The goal of the bills is to make the agencies more responsive to requests. Open-government advocates believe, however, that the legislation will have little effect on the types of information the government releases.

The Cornyn-Leahy bill would penalize agencies that do not contact requesters within 20 days about whether the information can be released. The bill also would curtail the legal grounds that agencies use to withhold documents and would make it more difficult for the government to avoid paying the legal expenses of requesters when conflicts are brought to court.

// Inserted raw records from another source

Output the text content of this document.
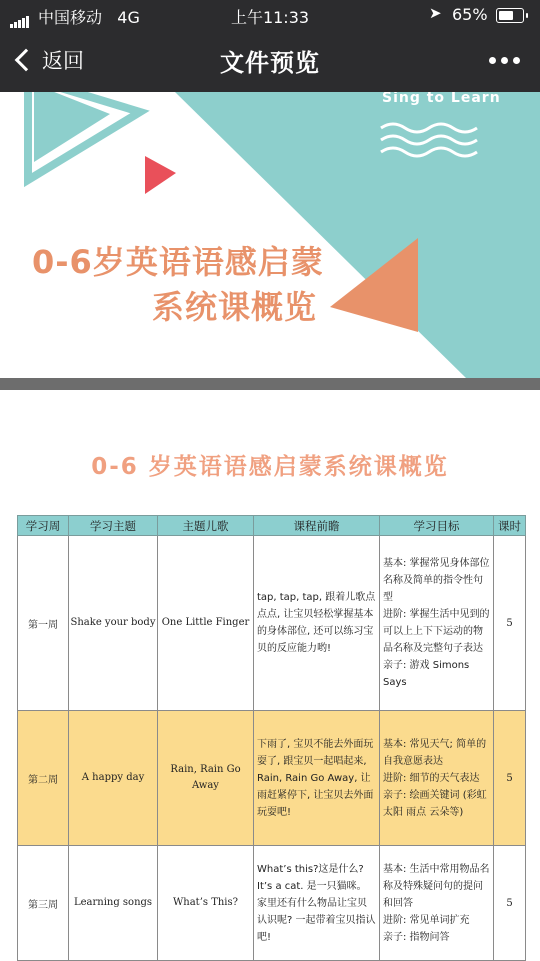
中国移动 4G	上午11:33	➤ 65%
返回	文件预览
Sing to Learn
0-6岁英语语感启蒙
系统课概览
0-6 岁英语语感启蒙系统课概览
学习周	学习主题	主题儿歌	课程前瞻	学习目标	课时
第一周	Shake your body	One Little Finger	tap, tap, tap, 跟着儿歌点点点, 让宝贝轻松掌握基本的身体部位, 还可以练习宝贝的反应能力哟!	基本: 掌握常见身体部位名称及简单的指令性句型
进阶: 掌握生活中见到的可以上上下下运动的物品名称及完整句子表达
亲子: 游戏 Simons Says	5
第二周	A happy day	Rain, Rain Go Away	下雨了, 宝贝不能去外面玩耍了, 跟宝贝一起唱起来, Rain, Rain Go Away, 让雨赶紧停下, 让宝贝去外面玩耍吧!	基本: 常见天气; 简单的自我意愿表达
进阶: 细节的天气表达
亲子: 绘画关键词 (彩虹 太阳 雨点 云朵等)	5
第三周	Learning songs	What’s This?	What’s this?这是什么? It’s a cat. 是一只猫咪。家里还有什么物品让宝贝认识呢? 一起带着宝贝指认吧!	基本: 生活中常用物品名称及特殊疑问句的提问和回答
进阶: 常见单词扩充
亲子: 指物问答	5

Cornyn and Leahy are also pushing to create an ombudsman for FOIA to mediate possible conflicts between the public and the government. This would provide requesters who are dissatisfied with an agency’s response an alternative to court.

According to The Washington Post, the proposal marks the first push for FOIA openness in years. FOIA replaced sections of a 1966 law that required information seekers to explain why they wanted the information. Under FOIA, the government must explain why it will not grant a request.